A less dramatic version of this scene is being played out around the world — for both good and ill. The number of international tourist arrivals has been increasing more or less exponentially since the mid-20th century and totalled about 1.4bn in 2018. Europe has seen the biggest share, but the Asia-Pacific region is growing fast. This growth has been driven by a confluence of factors.

Most obviously, disposable incomes have grown around the world, with China’s gains especially impressive in recent years. Areas that were once off-limits now are accessible as the world has generally become a more peaceful and open and air travel is cheap and ubiquitous.

Google Maps has made it much easier to find one’s way around a strange country, translation apps have made foreign-language communication less daunting, and Airbnb has expanded the range of available accommodation.

Tourism is big business: Direct receipts from tourism totalled $1.6 trillion (€1.4trn) in 2017, 2% of the entire world economy. The World Travel and Tourism Council estimates the amount is much larger, reaching $8.8trn in 2018, and supporting as much as 10% of all jobs on the planet.

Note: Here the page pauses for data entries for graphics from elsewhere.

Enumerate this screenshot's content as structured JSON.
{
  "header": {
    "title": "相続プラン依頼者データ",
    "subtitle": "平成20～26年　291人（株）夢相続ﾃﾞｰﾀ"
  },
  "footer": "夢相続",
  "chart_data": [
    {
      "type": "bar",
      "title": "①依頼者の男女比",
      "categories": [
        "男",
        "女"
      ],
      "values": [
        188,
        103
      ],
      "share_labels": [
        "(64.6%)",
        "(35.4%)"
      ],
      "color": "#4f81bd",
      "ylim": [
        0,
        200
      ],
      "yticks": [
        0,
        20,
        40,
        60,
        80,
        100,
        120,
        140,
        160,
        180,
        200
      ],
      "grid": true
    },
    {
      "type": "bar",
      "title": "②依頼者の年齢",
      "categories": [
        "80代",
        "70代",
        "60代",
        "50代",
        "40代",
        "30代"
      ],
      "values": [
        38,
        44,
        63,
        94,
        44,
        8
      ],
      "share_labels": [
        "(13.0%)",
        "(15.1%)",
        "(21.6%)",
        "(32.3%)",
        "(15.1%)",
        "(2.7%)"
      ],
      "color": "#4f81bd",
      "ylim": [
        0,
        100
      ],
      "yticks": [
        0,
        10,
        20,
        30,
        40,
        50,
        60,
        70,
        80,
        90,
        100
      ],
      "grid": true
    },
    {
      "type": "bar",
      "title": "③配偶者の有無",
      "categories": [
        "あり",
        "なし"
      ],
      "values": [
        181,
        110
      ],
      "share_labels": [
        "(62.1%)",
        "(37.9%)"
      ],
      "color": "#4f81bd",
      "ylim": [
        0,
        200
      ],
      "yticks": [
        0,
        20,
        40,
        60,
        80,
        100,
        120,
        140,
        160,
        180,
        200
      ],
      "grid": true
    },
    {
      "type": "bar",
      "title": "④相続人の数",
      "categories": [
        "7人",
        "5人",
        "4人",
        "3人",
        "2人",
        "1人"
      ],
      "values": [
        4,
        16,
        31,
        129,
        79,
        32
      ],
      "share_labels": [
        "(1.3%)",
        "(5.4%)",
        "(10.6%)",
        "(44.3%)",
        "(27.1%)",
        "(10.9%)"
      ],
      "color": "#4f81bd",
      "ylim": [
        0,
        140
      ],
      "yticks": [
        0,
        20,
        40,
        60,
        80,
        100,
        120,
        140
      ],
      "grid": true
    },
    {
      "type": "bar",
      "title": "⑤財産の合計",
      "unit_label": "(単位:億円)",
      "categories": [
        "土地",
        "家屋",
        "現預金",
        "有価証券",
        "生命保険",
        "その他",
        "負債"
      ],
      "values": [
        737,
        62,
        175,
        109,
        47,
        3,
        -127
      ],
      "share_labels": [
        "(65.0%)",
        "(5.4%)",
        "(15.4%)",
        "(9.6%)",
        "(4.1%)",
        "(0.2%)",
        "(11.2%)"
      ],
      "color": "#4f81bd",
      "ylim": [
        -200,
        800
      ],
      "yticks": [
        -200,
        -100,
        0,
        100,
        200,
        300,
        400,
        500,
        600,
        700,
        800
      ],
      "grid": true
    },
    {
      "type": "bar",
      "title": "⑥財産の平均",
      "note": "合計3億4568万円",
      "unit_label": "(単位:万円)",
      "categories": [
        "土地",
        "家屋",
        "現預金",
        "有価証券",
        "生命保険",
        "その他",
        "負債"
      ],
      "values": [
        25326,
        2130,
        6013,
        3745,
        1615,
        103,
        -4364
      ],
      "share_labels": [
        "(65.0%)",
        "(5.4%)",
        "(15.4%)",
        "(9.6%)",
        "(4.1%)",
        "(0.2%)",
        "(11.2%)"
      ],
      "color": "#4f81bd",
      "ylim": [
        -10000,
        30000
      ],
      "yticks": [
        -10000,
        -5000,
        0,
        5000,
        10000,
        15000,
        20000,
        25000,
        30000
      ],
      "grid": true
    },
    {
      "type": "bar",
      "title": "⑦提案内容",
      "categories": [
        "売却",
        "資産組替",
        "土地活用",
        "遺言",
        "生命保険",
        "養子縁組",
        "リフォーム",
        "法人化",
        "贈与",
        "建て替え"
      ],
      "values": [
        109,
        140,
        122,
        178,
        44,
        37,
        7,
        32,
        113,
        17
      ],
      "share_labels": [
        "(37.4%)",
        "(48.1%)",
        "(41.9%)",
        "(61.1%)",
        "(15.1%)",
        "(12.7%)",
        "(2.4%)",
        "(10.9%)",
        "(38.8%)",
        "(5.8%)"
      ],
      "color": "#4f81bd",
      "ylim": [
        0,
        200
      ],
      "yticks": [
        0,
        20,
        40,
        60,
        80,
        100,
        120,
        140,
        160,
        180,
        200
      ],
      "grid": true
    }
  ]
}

But tourism has a down side as well. As the Everest example shows, travel to the most popular destinations is subject to what economists call congestion externalities — when you go to a famous place, your presence makes the experience just a little less convenient and comfortable for everyone else.

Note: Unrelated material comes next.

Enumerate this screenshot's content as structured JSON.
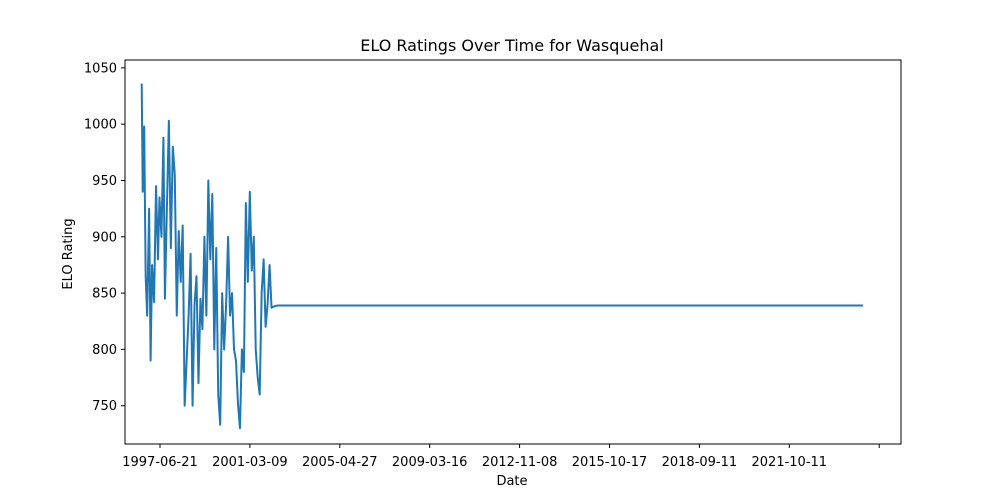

Multiply that effect by the millions, and the world’s tourists are crowding each other out of a good time.

For cities, the experience can be even more harrowing. Mobs of travellers strain infrastructure never built to handle so many human bodies. If a city tries to accommodate the inflow by building large amounts of new infrastructure, those streets and trains will sit empty in the off season or if the city loses tourist appeal.

Travellers can be accommodated with Airbnb, but this can push up rents for locals. Logistically, it’s simply inefficient for every location in the world to always be prepared to house, feed, and transport many more people than actually live there.

These problems are only going to get worse. The new middle classes of India, Bangladesh, and Indonesia are going to want their chance to see the Swiss Alps, the canals of Venice, and the lights of Times Square.

The problem can be ameliorated by spreading tourists around to less crowded destinations, as Japan is trying to do. Some destinations, like Amsterdam, are cutting back on advertising and self-promotion. But eventually, there will be no choice but to start charging tourists a fee.

A few places are already trying this. Venice will soon start charging people to come to the city for day trips. New Zealand has introduced a tourist tax. Various other European countries and cities have implemented or plan to implement taxes on hotels and other overnight accommodation. This is a simple application of congestion pricing, the textbook economics solution to the problem of overcrowding.

The inevitable rise of congestion pricing will be bad news for the emerging global middle class. There will be more tourists than in the age before air travel and the internet but tourism may never become as ubiquitous a middle-class luxury as sliced bread or automobiles. The world is big, but it isn’t big enough to be everyone’s personal playground.